For He is both God and man,
Qui natus est de virgine,
And we but part of His wide plan
That sing, and heartily sing we,
‘Gloria Tibi, Domine!’

Between a heifer and an ass
Enixa est puerpera;
In ragged woollen clad He was
Qui regnat super aethera,
And patiently may we then pass
That sing, and heartily sing we,
‘Gloria Tibi, Domine!”

The Queen shivered in the glad sunlight. “I am, it must be, pitiably weak,” she said at last, “because I cannot sing as he does. And, since I am not very wise, were he to return even now– But he will not return. He will never return,” the Queen repeated, carefully, and over and over again. “It is strange I cannot comprehend that he will never return! Ah, Mother of God!” she cried, with a steadier voice, “grant that I may weep! nay, of thy infinite mercy let me presently find the heart to weep!” And about the Queen of England many birds sang joyously.
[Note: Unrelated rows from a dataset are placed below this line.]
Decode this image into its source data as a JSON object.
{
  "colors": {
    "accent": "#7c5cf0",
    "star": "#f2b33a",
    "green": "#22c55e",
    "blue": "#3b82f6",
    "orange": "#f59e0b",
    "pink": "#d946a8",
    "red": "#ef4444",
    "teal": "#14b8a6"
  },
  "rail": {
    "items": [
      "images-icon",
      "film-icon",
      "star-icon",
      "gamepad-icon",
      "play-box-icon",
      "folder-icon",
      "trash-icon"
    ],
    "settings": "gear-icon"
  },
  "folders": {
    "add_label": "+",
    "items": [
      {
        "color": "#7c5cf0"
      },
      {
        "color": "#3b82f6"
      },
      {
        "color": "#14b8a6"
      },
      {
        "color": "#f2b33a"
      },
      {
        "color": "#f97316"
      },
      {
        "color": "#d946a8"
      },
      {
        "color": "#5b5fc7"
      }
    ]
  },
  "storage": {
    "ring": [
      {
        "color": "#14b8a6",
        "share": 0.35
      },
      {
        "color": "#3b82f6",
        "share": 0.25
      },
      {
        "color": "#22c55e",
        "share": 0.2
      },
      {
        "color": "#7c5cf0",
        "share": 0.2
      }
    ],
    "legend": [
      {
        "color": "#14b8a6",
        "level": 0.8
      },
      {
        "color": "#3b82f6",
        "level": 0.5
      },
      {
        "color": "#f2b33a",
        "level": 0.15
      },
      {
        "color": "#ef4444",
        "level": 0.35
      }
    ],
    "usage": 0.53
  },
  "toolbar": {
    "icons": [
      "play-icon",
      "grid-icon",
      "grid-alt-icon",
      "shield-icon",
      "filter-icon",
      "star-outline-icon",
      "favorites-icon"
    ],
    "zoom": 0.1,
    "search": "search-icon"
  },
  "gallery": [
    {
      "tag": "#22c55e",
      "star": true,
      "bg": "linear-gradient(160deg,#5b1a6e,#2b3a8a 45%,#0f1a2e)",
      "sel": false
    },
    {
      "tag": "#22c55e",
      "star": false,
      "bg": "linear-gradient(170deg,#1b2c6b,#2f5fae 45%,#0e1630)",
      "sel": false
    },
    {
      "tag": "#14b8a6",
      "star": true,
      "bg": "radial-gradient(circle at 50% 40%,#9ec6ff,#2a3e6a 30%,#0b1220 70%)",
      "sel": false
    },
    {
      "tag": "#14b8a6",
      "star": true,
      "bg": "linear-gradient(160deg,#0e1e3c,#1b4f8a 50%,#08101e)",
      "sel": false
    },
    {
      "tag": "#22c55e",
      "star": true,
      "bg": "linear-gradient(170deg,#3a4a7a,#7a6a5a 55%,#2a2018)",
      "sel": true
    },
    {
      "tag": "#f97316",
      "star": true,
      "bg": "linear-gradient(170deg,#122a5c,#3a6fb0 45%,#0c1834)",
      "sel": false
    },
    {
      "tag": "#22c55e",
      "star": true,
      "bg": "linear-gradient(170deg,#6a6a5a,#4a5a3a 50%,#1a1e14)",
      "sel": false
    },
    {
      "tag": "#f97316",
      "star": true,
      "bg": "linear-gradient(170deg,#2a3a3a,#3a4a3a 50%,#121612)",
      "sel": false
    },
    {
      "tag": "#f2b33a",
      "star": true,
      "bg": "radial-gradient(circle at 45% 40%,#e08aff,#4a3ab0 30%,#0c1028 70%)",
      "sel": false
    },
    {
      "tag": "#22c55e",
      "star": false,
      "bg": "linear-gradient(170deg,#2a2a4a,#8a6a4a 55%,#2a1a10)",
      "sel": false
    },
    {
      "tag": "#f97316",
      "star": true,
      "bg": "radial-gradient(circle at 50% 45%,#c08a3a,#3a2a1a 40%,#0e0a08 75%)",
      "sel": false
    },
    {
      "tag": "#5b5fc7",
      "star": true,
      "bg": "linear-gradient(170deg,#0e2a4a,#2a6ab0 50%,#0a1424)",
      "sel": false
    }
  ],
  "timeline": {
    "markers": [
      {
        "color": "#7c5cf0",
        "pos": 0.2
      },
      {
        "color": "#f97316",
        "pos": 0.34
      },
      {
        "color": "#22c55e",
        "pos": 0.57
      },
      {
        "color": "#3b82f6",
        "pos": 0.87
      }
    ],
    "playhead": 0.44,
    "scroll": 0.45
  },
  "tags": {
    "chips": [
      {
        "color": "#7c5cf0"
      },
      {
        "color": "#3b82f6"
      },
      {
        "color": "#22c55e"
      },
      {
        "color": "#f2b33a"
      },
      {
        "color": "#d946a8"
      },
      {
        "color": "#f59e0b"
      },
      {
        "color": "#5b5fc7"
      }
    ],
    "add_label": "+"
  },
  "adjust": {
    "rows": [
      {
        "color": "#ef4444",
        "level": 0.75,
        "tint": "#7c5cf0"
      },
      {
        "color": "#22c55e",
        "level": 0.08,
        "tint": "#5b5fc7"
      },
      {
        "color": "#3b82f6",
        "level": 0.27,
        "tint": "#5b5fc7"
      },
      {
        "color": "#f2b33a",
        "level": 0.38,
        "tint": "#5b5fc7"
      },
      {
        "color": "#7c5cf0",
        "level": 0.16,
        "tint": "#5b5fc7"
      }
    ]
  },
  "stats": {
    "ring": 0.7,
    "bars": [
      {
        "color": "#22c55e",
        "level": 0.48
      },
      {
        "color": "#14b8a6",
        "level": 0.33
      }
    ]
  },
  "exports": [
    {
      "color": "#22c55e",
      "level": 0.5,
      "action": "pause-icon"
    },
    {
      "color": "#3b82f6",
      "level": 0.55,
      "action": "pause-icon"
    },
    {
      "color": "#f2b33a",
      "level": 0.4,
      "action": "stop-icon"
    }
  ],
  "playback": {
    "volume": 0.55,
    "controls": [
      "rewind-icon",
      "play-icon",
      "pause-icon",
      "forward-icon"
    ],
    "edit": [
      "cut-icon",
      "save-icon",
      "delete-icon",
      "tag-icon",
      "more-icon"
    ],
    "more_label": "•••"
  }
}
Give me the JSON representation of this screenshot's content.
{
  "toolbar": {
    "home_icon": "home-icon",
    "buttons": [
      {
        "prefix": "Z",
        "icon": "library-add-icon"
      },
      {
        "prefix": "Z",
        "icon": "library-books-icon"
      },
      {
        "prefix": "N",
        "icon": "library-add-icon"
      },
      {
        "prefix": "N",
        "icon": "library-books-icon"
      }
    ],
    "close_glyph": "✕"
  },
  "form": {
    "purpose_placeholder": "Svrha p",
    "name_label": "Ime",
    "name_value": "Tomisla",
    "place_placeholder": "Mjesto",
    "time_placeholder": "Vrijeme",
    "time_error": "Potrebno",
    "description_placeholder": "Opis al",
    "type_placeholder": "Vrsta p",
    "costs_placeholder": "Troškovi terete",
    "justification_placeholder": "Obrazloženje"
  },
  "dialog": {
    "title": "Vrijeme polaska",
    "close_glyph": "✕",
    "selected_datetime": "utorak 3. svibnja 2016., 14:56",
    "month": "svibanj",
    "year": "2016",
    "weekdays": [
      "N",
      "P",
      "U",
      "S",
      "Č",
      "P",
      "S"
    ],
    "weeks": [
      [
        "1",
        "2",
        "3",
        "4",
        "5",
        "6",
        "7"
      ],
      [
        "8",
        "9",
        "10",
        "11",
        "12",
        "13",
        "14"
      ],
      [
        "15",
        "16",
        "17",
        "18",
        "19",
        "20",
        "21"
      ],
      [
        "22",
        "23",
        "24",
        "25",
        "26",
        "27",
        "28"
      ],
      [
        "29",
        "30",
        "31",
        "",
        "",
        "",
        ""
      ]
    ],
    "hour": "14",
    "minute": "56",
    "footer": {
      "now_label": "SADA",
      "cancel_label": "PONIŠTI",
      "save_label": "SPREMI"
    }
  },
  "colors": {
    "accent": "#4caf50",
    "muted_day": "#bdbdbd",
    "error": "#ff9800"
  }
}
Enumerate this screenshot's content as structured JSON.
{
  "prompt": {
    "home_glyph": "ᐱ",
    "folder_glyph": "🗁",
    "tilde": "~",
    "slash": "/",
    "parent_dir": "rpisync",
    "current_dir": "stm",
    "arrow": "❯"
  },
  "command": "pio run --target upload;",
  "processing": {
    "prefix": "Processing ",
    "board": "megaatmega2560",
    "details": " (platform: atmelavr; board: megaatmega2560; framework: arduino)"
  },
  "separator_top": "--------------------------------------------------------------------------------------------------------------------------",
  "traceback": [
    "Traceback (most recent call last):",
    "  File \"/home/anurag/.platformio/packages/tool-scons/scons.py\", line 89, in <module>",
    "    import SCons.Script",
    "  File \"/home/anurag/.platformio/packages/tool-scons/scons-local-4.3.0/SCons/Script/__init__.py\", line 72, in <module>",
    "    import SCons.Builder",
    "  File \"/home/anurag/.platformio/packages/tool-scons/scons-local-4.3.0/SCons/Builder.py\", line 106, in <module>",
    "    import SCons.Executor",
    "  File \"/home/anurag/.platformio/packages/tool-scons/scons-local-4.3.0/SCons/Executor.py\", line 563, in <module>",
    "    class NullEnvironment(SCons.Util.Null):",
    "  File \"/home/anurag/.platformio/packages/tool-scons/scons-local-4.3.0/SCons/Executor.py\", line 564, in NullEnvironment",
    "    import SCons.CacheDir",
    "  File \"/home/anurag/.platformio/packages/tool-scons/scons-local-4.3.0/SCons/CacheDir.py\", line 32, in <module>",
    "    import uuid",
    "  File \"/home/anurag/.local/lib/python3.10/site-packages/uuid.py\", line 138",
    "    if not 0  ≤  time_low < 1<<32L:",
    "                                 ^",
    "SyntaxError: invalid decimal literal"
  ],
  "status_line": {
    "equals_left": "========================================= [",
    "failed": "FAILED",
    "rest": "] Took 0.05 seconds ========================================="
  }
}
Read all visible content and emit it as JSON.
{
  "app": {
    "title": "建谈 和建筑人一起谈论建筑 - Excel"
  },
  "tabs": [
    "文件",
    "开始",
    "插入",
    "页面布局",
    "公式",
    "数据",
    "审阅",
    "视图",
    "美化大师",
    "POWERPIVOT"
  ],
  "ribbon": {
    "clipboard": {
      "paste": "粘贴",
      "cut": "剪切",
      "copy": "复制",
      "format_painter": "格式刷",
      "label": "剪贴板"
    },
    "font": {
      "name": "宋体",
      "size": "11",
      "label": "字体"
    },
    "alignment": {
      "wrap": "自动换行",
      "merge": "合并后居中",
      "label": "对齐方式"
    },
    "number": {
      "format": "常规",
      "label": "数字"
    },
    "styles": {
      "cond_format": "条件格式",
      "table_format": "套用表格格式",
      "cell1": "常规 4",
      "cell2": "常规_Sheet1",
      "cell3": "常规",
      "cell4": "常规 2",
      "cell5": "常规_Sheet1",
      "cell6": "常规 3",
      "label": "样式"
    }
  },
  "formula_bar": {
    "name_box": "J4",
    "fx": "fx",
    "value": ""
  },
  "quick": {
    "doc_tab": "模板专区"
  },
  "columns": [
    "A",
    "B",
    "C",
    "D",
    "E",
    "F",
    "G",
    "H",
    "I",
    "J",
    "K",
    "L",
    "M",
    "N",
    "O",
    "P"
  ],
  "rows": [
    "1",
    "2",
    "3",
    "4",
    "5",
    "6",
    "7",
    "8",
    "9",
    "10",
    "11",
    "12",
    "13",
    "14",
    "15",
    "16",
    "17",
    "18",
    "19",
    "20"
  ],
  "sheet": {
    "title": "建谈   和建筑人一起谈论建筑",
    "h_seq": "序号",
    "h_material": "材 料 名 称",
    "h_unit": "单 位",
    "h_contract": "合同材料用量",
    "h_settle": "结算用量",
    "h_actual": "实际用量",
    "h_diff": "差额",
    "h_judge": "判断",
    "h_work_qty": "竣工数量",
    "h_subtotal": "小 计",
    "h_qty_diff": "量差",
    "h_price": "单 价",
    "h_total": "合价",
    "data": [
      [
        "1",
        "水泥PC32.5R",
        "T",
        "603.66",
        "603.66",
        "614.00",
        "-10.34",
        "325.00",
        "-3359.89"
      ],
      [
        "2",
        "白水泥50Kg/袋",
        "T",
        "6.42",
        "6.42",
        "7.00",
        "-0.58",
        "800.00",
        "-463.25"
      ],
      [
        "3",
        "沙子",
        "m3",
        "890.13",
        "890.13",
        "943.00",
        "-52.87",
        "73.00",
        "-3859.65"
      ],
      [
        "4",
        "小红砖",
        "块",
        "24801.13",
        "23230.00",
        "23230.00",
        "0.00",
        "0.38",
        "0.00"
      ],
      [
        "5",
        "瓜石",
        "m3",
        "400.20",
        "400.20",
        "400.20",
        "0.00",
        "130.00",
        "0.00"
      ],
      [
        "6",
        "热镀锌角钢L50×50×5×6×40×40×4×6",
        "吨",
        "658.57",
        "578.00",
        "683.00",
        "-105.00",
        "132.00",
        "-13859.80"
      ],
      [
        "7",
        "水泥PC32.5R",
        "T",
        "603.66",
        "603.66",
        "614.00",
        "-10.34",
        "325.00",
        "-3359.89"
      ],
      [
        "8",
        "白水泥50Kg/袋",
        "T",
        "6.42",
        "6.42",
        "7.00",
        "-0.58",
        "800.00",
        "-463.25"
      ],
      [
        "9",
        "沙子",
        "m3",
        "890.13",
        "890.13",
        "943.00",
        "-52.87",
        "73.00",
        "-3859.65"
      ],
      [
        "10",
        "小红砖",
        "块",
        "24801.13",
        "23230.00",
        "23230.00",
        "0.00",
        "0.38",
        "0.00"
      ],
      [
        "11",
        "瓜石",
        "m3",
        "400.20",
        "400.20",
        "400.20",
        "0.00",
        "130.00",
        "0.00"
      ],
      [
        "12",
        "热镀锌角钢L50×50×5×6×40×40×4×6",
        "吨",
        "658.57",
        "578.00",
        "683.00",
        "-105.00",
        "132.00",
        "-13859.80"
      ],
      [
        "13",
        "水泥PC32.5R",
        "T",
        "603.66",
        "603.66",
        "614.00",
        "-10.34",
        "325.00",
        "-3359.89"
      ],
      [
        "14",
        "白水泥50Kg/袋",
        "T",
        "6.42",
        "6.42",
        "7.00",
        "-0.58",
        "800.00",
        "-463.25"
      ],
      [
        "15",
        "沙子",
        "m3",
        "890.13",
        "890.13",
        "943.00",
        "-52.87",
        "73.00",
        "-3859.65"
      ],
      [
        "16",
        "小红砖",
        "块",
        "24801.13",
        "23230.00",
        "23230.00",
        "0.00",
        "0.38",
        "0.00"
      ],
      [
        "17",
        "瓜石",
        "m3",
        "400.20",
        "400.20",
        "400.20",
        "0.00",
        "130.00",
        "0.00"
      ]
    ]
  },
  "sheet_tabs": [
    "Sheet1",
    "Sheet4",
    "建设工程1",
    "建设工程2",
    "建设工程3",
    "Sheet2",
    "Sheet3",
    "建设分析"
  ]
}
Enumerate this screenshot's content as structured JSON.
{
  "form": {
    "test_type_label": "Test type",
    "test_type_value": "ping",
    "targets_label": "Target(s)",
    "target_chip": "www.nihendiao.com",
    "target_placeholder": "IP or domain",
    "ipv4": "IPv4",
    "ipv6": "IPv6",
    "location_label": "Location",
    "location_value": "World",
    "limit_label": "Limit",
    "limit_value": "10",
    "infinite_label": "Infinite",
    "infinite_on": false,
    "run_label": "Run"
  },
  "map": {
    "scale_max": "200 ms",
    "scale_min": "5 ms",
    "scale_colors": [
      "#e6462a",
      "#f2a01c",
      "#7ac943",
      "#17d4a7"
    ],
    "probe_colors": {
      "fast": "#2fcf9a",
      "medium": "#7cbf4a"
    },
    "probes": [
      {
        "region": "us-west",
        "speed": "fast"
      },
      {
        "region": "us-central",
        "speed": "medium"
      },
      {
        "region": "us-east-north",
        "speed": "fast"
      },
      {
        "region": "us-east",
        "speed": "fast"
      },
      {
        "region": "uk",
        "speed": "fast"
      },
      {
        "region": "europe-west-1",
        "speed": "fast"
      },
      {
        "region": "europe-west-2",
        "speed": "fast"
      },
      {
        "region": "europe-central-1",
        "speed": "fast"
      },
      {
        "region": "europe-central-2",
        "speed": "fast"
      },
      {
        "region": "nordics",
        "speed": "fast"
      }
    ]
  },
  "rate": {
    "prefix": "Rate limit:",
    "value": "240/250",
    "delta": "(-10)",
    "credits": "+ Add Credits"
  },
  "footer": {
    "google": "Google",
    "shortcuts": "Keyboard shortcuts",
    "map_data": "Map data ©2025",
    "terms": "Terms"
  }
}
Next day the English barons held a council, and in the midst of it King Richard demanded to be told his age.

“Your Grace is in your twenty-second year,” said the uneasy Gloucester, and now with reason troubled, since he had been seeking all night long for the evanished Maudelain.

“Then I have been under tutors and governors longer than any other ward in my dominion. My lords, I thank you for your past services, but I need them no more.” They had no check handy, and Gloucester in particular foreread his death-warrant, but of necessity he shouted with the others, “Hail, King of England!”

That afternoon the King’s assumption of all royal responsibility was commemorated by a tournament, over which Dame Anne presided. Sixty of her ladies led as many knights by silver chains into the tilting-grounds at Smithfield, and it was remarked that the Queen appeared unusually mirthful. The King was in high good humor, already a pattern of conjugal devotion; and the royal pair retired at dusk to the Bishop of London’s palace at Saint Paul’s, where was held a merry banquet, with dancing both before and after supper.